[Leia aqui a segunda parte]
E o que é a religião?
A religião é a área de atuação humana que criamos para lidar com o Transcendente. Com o que não entendemos. Com aquilo que, conforme se diz em algumas tradições, nos criou à sua imagem e semelhança. Veja-se que, assim como não somos mais inteligentes que os antigos, apenas tendo um outro acúmulo de saberes, dizemos “Transcendente” sem que o termo se oponha à ideia de Imanente, porque isso não apenas não importa, como não dá conta da imagem do que sentimos que é: a noção de dentro/fora, antes/depois não é compatível com a de “Criador”. Essas categorias servem ao nosso propósito de agarrar o inagarrável para tentar imaginar aquilo que não podemos entender de fato. Mas o Criador – qualquer criador – não está dentro ou fora de lugar nenhum, pois ele é o próprio lugar (haMaqom, se diz em hebraico, querendo dizer que Deus é O Lugar); nós é que, habituados ao espaço-temporalidade, atribuímos categorias a um “ser” que forçosamente não pode possuí-las, mesmo quando ele é pensado pelo nosso incompletíssimo pensamento, porque os atributos se originam de delimitações que não faria sentido este ser possuir, por definição. Atribuímos porque, sem categorias, não somos capazes de dar forma a nosso pensamento. Esse processo, infelizmente, não torna nosso entendimento melhor, apenas lhe permite arranhar o possível. Algo como “podemos falar sobre um criador, ainda que não possamos entendê-lo”. E isso, mesmo assim, inconcluso, volátil, nos basta. Em outras palavras, a religião é, antes de tudo, o filosofar de uma filosofia prática, que leva junto corpo, coração, mente, alma; mas este filosofar tem seu jeito próprio e não agrada a todos.

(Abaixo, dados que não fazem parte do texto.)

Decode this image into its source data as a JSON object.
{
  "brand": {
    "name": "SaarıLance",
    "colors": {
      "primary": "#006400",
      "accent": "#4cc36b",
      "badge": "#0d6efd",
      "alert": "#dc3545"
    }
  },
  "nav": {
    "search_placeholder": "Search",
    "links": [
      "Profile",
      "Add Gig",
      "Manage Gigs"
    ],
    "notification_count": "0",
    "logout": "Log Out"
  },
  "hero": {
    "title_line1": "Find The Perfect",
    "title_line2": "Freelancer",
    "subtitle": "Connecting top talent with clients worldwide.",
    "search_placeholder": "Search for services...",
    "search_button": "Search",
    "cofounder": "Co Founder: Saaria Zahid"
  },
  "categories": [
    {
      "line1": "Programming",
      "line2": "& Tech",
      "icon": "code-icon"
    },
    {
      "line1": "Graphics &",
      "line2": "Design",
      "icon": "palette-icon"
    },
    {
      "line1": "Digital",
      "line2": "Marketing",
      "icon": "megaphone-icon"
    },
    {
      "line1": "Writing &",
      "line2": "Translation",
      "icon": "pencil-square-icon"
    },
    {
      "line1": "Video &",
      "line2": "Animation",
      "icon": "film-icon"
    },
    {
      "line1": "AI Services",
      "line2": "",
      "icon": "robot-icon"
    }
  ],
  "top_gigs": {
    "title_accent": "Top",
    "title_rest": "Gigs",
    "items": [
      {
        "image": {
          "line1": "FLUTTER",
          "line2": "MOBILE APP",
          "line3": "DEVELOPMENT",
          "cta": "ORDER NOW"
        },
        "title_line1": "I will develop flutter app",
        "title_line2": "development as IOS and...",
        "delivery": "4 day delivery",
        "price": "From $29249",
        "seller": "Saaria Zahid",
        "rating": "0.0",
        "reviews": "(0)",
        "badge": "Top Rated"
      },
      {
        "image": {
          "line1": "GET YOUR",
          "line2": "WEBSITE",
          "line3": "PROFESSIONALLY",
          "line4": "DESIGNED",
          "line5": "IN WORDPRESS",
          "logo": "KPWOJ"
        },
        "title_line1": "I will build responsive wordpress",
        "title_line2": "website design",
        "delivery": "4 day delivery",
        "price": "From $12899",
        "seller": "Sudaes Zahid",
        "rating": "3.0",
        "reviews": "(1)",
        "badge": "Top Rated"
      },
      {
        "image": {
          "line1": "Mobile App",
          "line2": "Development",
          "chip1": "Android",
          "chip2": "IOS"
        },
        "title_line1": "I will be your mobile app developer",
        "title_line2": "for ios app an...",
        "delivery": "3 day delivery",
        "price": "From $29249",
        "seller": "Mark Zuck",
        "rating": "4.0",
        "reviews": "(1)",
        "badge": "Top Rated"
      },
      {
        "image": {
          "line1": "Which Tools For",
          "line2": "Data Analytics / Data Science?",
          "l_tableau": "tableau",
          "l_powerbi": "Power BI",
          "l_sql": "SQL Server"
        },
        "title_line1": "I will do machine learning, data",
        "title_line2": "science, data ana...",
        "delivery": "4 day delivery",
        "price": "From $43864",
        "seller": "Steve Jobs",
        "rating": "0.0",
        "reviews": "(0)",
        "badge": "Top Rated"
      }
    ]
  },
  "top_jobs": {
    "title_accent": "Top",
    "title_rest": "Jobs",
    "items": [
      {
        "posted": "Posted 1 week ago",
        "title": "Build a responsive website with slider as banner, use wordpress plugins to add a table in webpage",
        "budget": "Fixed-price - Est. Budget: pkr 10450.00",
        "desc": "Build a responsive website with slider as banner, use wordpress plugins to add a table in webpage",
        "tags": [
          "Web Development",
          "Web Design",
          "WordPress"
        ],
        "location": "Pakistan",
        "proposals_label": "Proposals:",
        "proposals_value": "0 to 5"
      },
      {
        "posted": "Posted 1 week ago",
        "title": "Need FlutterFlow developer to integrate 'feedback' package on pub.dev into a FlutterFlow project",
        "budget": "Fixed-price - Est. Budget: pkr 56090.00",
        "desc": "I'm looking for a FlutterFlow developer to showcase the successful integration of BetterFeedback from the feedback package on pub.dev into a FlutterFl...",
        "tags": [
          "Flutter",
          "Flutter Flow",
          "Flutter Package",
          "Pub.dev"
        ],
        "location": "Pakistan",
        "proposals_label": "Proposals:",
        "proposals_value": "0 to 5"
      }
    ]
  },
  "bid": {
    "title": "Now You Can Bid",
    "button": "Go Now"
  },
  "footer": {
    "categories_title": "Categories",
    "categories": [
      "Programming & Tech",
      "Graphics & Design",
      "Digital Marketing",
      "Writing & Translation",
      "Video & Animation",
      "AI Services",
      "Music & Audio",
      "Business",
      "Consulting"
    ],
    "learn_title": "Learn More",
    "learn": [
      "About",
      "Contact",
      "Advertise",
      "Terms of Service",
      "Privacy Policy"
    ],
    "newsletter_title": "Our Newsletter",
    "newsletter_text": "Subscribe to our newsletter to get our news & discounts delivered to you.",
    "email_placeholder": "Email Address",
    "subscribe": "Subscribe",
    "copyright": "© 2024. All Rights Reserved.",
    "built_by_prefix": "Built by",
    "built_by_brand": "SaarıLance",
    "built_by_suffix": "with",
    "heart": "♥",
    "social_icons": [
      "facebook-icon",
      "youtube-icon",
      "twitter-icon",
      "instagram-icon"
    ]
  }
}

E isso não é tudo. Para muitas culturas, o Criador não apenas não tem tempo, nem espaço, nem dentro, nem fora, nem antes, nem depois, mas, acima disso, fez a criatura à sua imagem e semelhança. Então, ao contrário do que as críticas ao sistema religioso faz, não é que nós antropomorfizamos os deuses; se nós somos ciumentos, é porque eles o são, e da mesma forma se somos bondosos. Tudo o que somos, eles o são; são eles o modelo e nós, a cópia; entretanto, a partir de um determinado momento na história, passamos a querer o que nós, por escasso, consideramos o ouro fino: a perfeição. E a perfeição é o que flagrantemente não somos. Depois de inventar a perfeição, portanto, inventamos todas as distâncias, todos os não-tempos, todos os opostos, todos os impossíveis. E somente neste aí é que nos afastamos de Deus.
Por sorte, o sistema religioso nos permite trazê-lo sempre de volta. É verdade que, como não dá para desver, já não o trazemos sem mácula – mas não é Ele o maculado, e, sim, nós: somos raivosos porque ele o é, mas exigimos que isso não seja verdade, que Ele não o seja e, com o passar do tempo, vamos nos chocando quando Ele se encoleriza conosco. Isso, nós, não os antigos. Os antigos entendiam essa dinâmica perfeitamente bem, tanto que escreveram maravilhas sobre esse Deus de quem eles, sim, se sabiam a cópia. Para nós, aperfeiçoadores dos sistemas herdados, no entanto, esse passo ficou inalcançável. Então vamos tentando novos equilíbrios.
Ainda assim, a principal questão do sistema religioso e das religiões que o seguem é outra: somente nessa área é que podemos falar de Deus. Não há uma segunda. Melhor posto, somente nessa área podemos falar de Deus como quem O sente. É neste ambiente que as questões dos opostos, se Imanente, se Transcendente, se seja lá o que for perde o sentido por completo, se apequenam. O Deus da religião é grande, gigante, mas, diferente do Deus da física, do Deus imaginado, Ele é um conosco, topa todas as paradas, é um parça, é infinito, é incompreensível, é barulhento, às vezes some, às vezes irrita. Essas coisas acontecem na religião real, na religião vivida e só às vezes nos tratados filosóficos, mesmo quando estes discorrem sobre as comidas das oferendas. O espaço do barulho de Deus é a religião. E não vai haver uma raça humana que queira prescindir desse barulho. Não haverá nem sequer uma que queira prescindir da dúvida sobre Sua existência – embora, como já dito, essa pergunta pertença ao sistema filosófico de fazer perguntas, mas não à existência concreta do Deus que existe por meio de nós, como se nós fôssemos o exercício que Ele elegeu para experimentar a Si próprio ao mergulhar numa de suas infinitas células.
E que nós, apesar dessa infinitesimalidade, possamos ter um nome e sentir-nos também ser… isso é divino.
E é da religião, e só dela, tudo isso.